Mais le plus lourd fardeau de l'obésité porte sur le métabolisme. Cancer Research UK estime que 4,6 millions de cas de diabète de type 2 devraient survenir et 1,6 millions de cas de maladies coronariennes.

Pas plus de 6 pintes au Royaume-Uni

Dans l’optique de prévenir les cancers évitables, les premières recommandations sur la consommation d’alcool ont été émises au Royaume-Uni. La directrice médicale en chef, Dame Sally Davies, demande aux hommes et aux femmes de ne pas absorber plus de six pintes (soit 14 unités d'alcool) par semaine. C’est une des recommandations les plus basses en la matière. Elle permettrait de réduire le risque de décès d’une cause liée à l’alcool à moins de 1 %. Mais le gouvernement rappelle qu’aucun seuil de sécurité ne peut être défini et que toute consommation d’alcool augmente le risque de cancer.

 

Taxer les boissons sucrées

Face à cette menace, les associations réclament des mesures plus strictes de la part du gouvernement. « Nous devons nous attaquer au problème de l’obésité sur plusieurs fronts, et nous devons le faire maintenant, estime Alison Cox, de Cancer Research UK. Sans quoi, nos enfants en paieront le prix, et la prochaine génération sera en moins bonne santé, souffrira de maladies et décèdera plus tôt. »

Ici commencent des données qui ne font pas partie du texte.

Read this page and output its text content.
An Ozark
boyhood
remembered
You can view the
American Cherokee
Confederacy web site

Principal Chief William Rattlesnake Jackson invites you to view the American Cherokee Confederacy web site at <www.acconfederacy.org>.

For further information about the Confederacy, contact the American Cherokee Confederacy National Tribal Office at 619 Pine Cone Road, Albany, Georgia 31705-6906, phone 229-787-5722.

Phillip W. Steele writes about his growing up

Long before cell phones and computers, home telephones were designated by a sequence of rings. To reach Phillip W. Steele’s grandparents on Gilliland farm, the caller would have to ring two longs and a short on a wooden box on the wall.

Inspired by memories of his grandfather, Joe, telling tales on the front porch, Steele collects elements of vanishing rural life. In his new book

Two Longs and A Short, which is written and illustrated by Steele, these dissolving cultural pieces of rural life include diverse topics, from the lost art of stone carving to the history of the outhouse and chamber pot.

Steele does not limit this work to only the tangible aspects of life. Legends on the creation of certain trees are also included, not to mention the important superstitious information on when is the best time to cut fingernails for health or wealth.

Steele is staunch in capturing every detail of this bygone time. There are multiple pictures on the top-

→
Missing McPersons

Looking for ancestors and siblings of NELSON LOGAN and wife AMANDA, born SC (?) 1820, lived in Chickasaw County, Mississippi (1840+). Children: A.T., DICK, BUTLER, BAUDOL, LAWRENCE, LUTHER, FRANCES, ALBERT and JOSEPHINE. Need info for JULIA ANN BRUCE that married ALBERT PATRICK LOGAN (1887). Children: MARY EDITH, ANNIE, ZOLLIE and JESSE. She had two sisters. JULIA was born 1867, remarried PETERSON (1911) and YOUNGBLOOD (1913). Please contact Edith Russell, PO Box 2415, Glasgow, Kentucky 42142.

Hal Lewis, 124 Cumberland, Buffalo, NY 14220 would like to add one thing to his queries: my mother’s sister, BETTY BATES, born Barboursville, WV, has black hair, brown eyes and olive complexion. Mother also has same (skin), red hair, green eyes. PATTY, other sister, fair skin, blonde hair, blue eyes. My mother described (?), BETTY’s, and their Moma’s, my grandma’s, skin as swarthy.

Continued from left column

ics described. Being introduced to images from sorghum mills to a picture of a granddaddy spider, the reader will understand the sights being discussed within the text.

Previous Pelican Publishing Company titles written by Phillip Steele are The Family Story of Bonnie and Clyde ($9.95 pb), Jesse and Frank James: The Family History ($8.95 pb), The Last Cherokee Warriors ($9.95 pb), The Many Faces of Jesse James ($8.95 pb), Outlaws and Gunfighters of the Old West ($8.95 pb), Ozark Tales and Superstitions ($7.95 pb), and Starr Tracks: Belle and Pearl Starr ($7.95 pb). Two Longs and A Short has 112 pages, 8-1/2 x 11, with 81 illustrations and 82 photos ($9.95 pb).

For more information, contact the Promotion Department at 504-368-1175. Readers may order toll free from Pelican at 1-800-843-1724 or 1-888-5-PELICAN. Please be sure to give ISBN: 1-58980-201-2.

Parmi les mesures avancées par le rapport, la désormais bien connue taxe sur les boissons sucrées, mais aussi l’interdiction de la publicité sur la malbouffe après 21 heures. Ces propositions ne constitueraient pas un coup d’épée dans l’eau. Même une petite modification de la courbe peut avoir un impact drastique sur l’état de santé de la population. Si 1 % de la population passait de la catégorie « surpoids » à « normale », 64 000 cas de cancers pourraient être évités.